Eksiksiz bir WordPress sitesi oluşturmak istiyorsanız önerim her şeyi not ederek ilerlemeniz olacaktır. Ana sayfa üzerinde çalışıyorsanız daha sonra yapacaklarınız, üzerinde çalıştıklarınız ve aklınıza gelen fikirleri dijital bir not defterinde tutmak aslında çok önemlidir. Böylece daha sonra projeniz üzerinde çalışmaya devam ettiğinizde ne yapacağınız konusunda kaygılanmadan sadece iş odaklı çalışabilirsiniz.

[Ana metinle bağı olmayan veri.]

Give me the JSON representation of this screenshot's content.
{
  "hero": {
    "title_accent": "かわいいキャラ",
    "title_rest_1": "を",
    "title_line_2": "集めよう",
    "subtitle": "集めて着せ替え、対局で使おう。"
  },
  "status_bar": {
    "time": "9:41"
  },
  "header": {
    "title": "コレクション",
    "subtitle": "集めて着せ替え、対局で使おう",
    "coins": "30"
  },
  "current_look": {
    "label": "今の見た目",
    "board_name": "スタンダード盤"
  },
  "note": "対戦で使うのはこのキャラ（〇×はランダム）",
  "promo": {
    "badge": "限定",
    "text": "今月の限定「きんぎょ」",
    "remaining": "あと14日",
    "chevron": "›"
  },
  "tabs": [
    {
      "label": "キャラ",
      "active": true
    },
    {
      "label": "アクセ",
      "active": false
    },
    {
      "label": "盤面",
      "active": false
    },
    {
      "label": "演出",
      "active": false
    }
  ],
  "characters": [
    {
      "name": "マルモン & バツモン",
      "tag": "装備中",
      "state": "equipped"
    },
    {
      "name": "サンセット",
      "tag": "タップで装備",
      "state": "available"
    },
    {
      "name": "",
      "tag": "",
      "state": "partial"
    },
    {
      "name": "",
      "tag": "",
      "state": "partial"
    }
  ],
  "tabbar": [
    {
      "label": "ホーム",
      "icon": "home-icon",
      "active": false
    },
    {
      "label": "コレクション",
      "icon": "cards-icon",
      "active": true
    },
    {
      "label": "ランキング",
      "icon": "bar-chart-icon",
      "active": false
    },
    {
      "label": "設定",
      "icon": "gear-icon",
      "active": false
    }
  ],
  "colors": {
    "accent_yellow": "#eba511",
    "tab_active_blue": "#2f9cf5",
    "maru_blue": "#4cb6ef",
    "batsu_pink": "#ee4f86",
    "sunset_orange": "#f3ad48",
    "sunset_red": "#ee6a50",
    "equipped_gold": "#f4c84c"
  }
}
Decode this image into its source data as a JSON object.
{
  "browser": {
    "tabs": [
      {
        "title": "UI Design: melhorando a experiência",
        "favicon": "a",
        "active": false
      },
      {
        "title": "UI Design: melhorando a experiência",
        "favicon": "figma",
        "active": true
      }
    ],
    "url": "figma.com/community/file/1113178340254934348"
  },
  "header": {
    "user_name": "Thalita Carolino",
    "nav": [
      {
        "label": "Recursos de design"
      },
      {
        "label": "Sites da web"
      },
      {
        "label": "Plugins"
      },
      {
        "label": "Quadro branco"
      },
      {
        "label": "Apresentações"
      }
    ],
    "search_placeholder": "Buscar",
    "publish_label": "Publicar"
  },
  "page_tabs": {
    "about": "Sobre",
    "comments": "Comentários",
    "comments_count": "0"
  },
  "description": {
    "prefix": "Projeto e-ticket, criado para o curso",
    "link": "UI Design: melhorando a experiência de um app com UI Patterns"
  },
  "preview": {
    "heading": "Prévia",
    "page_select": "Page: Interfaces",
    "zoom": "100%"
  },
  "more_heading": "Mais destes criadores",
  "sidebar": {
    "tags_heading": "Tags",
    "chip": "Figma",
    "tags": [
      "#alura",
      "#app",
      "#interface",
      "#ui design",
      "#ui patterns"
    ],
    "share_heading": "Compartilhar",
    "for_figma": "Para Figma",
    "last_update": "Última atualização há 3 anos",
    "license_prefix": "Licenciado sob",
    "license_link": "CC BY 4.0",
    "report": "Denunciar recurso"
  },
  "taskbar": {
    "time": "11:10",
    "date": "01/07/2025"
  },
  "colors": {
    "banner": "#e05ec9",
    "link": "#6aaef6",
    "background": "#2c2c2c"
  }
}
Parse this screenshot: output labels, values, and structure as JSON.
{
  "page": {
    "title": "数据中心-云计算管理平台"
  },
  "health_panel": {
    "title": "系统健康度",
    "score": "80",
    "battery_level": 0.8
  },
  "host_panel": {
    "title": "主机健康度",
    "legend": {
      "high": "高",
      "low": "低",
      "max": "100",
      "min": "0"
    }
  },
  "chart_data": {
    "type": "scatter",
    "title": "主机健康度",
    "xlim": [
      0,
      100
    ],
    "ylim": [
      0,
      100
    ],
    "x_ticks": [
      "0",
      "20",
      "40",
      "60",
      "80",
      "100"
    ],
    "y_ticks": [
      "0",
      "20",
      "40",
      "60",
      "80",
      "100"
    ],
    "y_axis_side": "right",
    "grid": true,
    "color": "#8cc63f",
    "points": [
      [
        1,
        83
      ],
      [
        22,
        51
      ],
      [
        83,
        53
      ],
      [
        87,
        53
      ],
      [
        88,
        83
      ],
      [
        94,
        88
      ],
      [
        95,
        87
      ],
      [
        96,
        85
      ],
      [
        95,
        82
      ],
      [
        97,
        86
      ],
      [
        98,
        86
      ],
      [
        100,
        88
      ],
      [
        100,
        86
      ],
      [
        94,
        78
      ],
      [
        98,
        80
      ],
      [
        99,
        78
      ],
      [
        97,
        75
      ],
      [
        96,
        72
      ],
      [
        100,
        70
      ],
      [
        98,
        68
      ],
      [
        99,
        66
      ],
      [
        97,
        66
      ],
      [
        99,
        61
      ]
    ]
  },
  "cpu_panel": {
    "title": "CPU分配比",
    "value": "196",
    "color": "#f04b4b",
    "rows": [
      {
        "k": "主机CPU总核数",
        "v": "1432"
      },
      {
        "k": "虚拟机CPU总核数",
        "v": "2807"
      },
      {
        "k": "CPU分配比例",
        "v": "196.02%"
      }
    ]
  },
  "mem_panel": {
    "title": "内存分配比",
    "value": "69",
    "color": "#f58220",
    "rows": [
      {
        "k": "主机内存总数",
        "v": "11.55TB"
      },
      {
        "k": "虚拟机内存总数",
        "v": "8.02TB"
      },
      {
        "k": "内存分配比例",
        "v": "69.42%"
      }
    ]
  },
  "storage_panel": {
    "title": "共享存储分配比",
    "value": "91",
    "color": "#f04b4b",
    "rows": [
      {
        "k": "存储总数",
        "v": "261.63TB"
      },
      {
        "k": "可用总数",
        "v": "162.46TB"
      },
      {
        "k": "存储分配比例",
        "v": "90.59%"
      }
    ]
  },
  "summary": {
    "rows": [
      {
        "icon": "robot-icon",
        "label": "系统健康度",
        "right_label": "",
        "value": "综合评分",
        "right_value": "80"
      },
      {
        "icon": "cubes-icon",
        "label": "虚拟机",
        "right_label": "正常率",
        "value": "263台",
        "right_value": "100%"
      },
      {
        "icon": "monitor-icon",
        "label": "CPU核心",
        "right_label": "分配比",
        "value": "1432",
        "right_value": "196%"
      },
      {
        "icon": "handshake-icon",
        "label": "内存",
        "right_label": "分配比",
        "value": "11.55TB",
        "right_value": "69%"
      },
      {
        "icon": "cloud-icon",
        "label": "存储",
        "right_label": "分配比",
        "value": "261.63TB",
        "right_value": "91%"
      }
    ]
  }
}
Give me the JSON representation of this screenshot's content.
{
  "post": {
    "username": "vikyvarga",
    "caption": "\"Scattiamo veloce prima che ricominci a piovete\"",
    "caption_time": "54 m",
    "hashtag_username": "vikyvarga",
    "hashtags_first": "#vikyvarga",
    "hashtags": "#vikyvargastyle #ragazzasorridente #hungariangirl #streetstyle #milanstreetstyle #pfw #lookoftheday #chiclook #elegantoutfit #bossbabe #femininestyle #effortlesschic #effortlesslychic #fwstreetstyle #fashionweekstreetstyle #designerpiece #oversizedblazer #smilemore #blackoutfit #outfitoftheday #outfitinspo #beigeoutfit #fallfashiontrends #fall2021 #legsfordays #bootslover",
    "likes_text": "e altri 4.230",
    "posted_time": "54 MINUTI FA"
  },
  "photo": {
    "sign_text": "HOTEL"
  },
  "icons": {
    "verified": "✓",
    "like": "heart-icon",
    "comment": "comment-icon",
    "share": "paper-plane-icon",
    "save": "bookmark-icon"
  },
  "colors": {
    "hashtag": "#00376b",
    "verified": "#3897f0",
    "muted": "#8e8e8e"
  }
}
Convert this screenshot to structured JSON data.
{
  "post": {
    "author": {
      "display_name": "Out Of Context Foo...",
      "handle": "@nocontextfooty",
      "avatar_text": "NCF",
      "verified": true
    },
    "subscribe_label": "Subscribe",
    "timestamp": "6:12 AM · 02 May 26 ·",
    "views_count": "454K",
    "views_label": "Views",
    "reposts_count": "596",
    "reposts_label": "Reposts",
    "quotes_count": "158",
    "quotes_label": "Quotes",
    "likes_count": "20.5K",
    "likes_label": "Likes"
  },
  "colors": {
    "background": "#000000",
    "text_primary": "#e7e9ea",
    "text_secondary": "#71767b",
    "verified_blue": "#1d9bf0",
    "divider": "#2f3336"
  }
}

Blog sayfası nasıl oluşturulur?
Özel bir tema oluşturuyorsanız ve kemik tema kullanmak yerine sıfırdan tema yazmayı tercih ediyorsanız muhtemelen standart sayfalarınızın gösterilmesi için herhangi bir dosyanız olmayacaktır. Eğer blog özellikli bir web sitesi yapıyorsanız yazı sayfanızın sitenizde görünmesi için single.php adlı dosyaya ihtiyacınız var demektir. Ayrıca benzer bir dosyayı blog sayfasından bağımsız olarak standart sayfalarınız için de oluşturmanız gerektiğini unutmayın.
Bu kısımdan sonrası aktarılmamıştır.